O texto faz alusão aos termos consagrados na reforma de 1990: eficiência, revigoramento da capacidade de gestão, dentre outros. Ao proclamar a necessidade de revigorar a capacidade de gestão, a PEC nº 173/95 mostra que o Estado iria se retirar de alguns setores para poder ser mais eficiente e eliminaria o modelo de gestão burocrático, se baseando em um gerencial. Para tanto, o federalismo contido na Carta de 1988 precisava ser revisionado, implementando novos princípios, modelos e técnicas de gestão, em detrimento dos que estavam contidos na legislação por estes serem causadores de certos “constrangimentos” legais.

Para o governo de Fernando Henrique Cardoso (1995-2002), o modelo de gestão do federalismo brasileiro adotado pela Constituição de 1988 orientou-se por uma concepção de administração pública verticalizada, hierárquica e rígida que “favorece a proliferação de controles muitas vezes desnecessários” (BRASIL, 1995b).
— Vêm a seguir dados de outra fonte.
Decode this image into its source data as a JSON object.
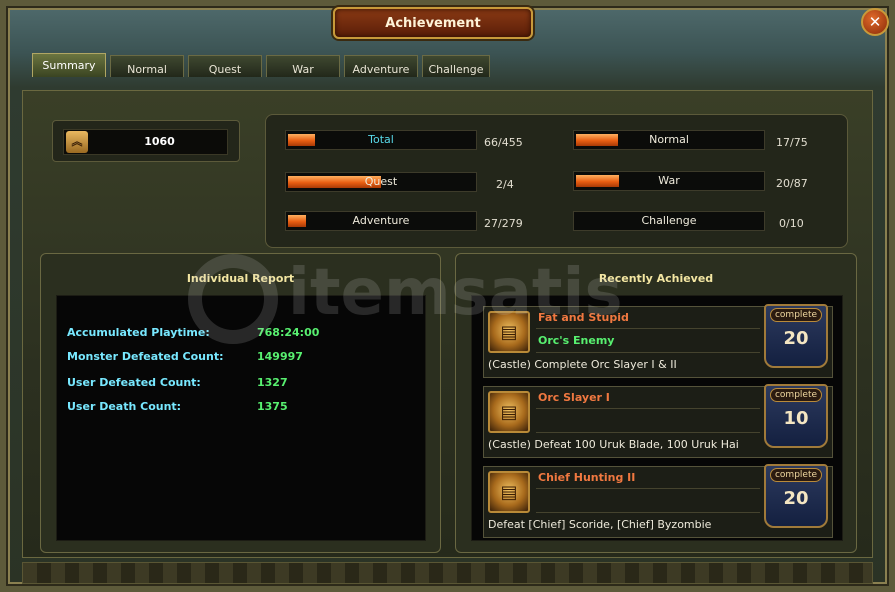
{
  "window": {
    "title": "Achievement",
    "close_symbol": "✕"
  },
  "tabs": [
    {
      "label": "Summary",
      "active": true
    },
    {
      "label": "Normal"
    },
    {
      "label": "Quest"
    },
    {
      "label": "War"
    },
    {
      "label": "Adventure"
    },
    {
      "label": "Challenge"
    }
  ],
  "points": {
    "value": "1060",
    "icon": "chevron-rank-icon"
  },
  "stats": [
    {
      "label": "Total",
      "count": "66/455",
      "fraction": 0.145
    },
    {
      "label": "Normal",
      "count": "17/75",
      "fraction": 0.227
    },
    {
      "label": "Quest",
      "count": "2/4",
      "fraction": 0.5
    },
    {
      "label": "War",
      "count": "20/87",
      "fraction": 0.23
    },
    {
      "label": "Adventure",
      "count": "27/279",
      "fraction": 0.097
    },
    {
      "label": "Challenge",
      "count": "0/10",
      "fraction": 0
    }
  ],
  "report": {
    "title": "Individual Report",
    "rows": [
      {
        "label": "Accumulated Playtime:",
        "value": "768:24:00"
      },
      {
        "label": "Monster Defeated Count:",
        "value": "149997"
      },
      {
        "label": "User Defeated Count:",
        "value": "1327"
      },
      {
        "label": "User Death Count:",
        "value": "1375"
      }
    ]
  },
  "recent": {
    "title": "Recently Achieved",
    "items": [
      {
        "name": "Fat and Stupid",
        "reward": "Orc's Enemy",
        "desc": "(Castle) Complete Orc Slayer I & II",
        "badge_label": "complete",
        "points": "20"
      },
      {
        "name": "Orc Slayer I",
        "reward": "",
        "desc": "(Castle) Defeat 100 Uruk Blade, 100 Uruk Hai",
        "badge_label": "complete",
        "points": "10"
      },
      {
        "name": "Chief Hunting II",
        "reward": "",
        "desc": "Defeat [Chief] Scoride, [Chief] Byzombie",
        "badge_label": "complete",
        "points": "20"
      }
    ]
  },
  "watermark": {
    "text": "itemsatis"
  },
  "colors": {
    "bar_fill": "#e85e12",
    "label_cyan": "#58d8e8",
    "value_green": "#58f070",
    "name_orange": "#f07840"
  }
}
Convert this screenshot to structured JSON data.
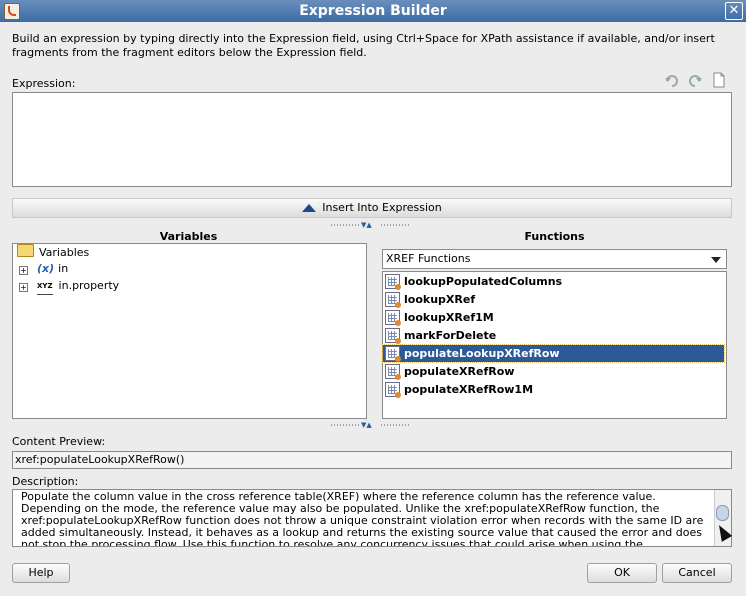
{
  "window": {
    "title": "Expression Builder"
  },
  "intro_text": "Build an expression by typing directly into the Expression field, using Ctrl+Space for XPath assistance if available, and/or insert fragments from the fragment editors below the Expression field.",
  "expression": {
    "label": "Expression:",
    "value": ""
  },
  "toolbar": {
    "undo": "undo-icon",
    "redo": "redo-icon",
    "clear": "clear-icon"
  },
  "insert_button": "Insert Into Expression",
  "variables": {
    "title": "Variables",
    "root": "Variables",
    "items": [
      {
        "label": "in",
        "icon": "variable-icon"
      },
      {
        "label": "in.property",
        "icon": "property-icon"
      }
    ]
  },
  "functions": {
    "title": "Functions",
    "category": "XREF Functions",
    "items": [
      "lookupPopulatedColumns",
      "lookupXRef",
      "lookupXRef1M",
      "markForDelete",
      "populateLookupXRefRow",
      "populateXRefRow",
      "populateXRefRow1M"
    ],
    "selected_index": 4
  },
  "content_preview": {
    "label": "Content Preview:",
    "value": "xref:populateLookupXRefRow()"
  },
  "description": {
    "label": "Description:",
    "text": "Populate the column value in the cross reference table(XREF) where the reference column has the reference value. Depending on the mode, the reference value may also be populated. Unlike the xref:populateXRefRow function, the xref:populateLookupXRefRow function does not throw a unique constraint violation error when records with the same ID are added simultaneously. Instead, it behaves as a lookup and returns the existing source value that caused the error and does not stop the processing flow. Use this function to resolve any concurrency issues that could arise when using the"
  },
  "buttons": {
    "help": "Help",
    "ok": "OK",
    "cancel": "Cancel"
  }
}
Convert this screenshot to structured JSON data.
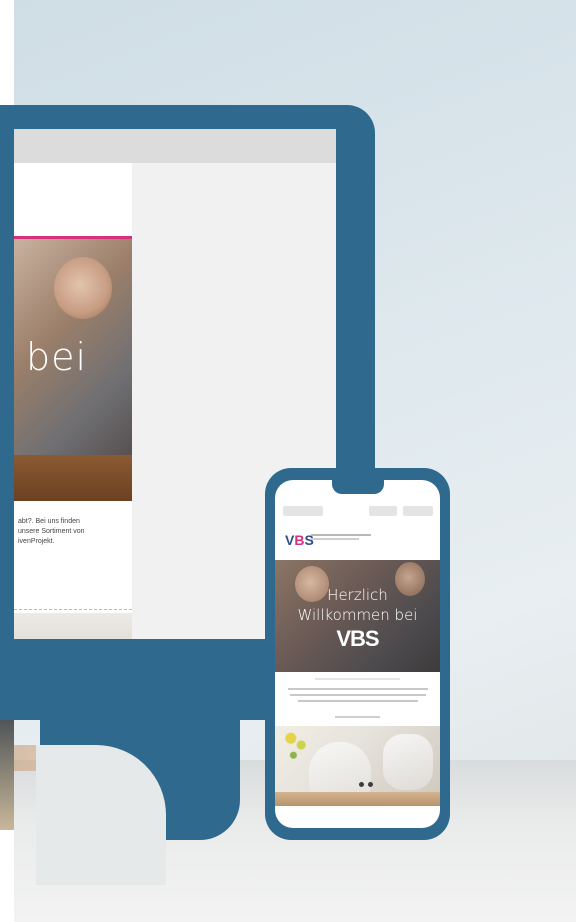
{
  "desktop_email": {
    "hero_word": "bei",
    "body_lines": [
      "abt?. Bei uns finden",
      "unsere Sortiment von",
      "ivenProjekt."
    ]
  },
  "phone_email": {
    "logo_v": "V",
    "logo_b": "B",
    "logo_s": "S",
    "hero_line1": "Herzlich",
    "hero_line2": "Willkommen bei",
    "hero_brand": "VBS"
  }
}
Se esperava a partir da reforma administrativa alcançar alguns objetivos “positivos” para o federalismo brasileiro:

• Incorporar a dimensão de eficiência na administração pública: o aparelho de Estado deverá se revelar apto a gerar mais benefícios, na forma de prestação de serviços à sociedade, com os recursos disponíveis, em respeito ao cidadão contribuinte;

• Contribuir para o equilíbrio das contas públicas: as esferas de Governo que enfrentam desequilíbrio das contas públicas disporão de maior liberdade para a adoção de medidas efetivas de redução de seus quadros de pessoal, obedecidos critérios que evitem a utilização abusiva [...] de tais dispositivos;

• Viabilizar o federalismo administrativo: a introdução de novos formatos institucionais para gestão em regime de cooperação dos serviços públicos, envolvendo a União, Estados Distrito Federal e Municípios e a remoção de obstáculos legais à transferência de bens e de pessoas, aprofundarão os preceitos do federalismo na administração pública, particularmente no que tange à descentralização dos serviços públicos;

• Romper com formatos jurídicos e institucionais rígidos e uniformizadores: a reforma constitucional permitirá a implantação de um novo desenho estrutural na Administração Pública brasileira que contemplará a diferenciação e a inovação no tratamento das estruturas, formas jurídicas e métodos de gestão e de controle, particularmente no que tange ao regime jurídico dos servidores, aos mecanismos de recrutamento de quadros e a política remuneratória;

• Enfatizar a qualidade e o desempenho nos serviços públicos: a assimilação pelo serviço público da centralidade do cidadão e a importância da continua superação de metas de desempenho conjugada com a retirada de controles e obstruções legais desnecessários, repercutirá na melhoria dos serviços públicos (BRASIL, 1995b, p.18852).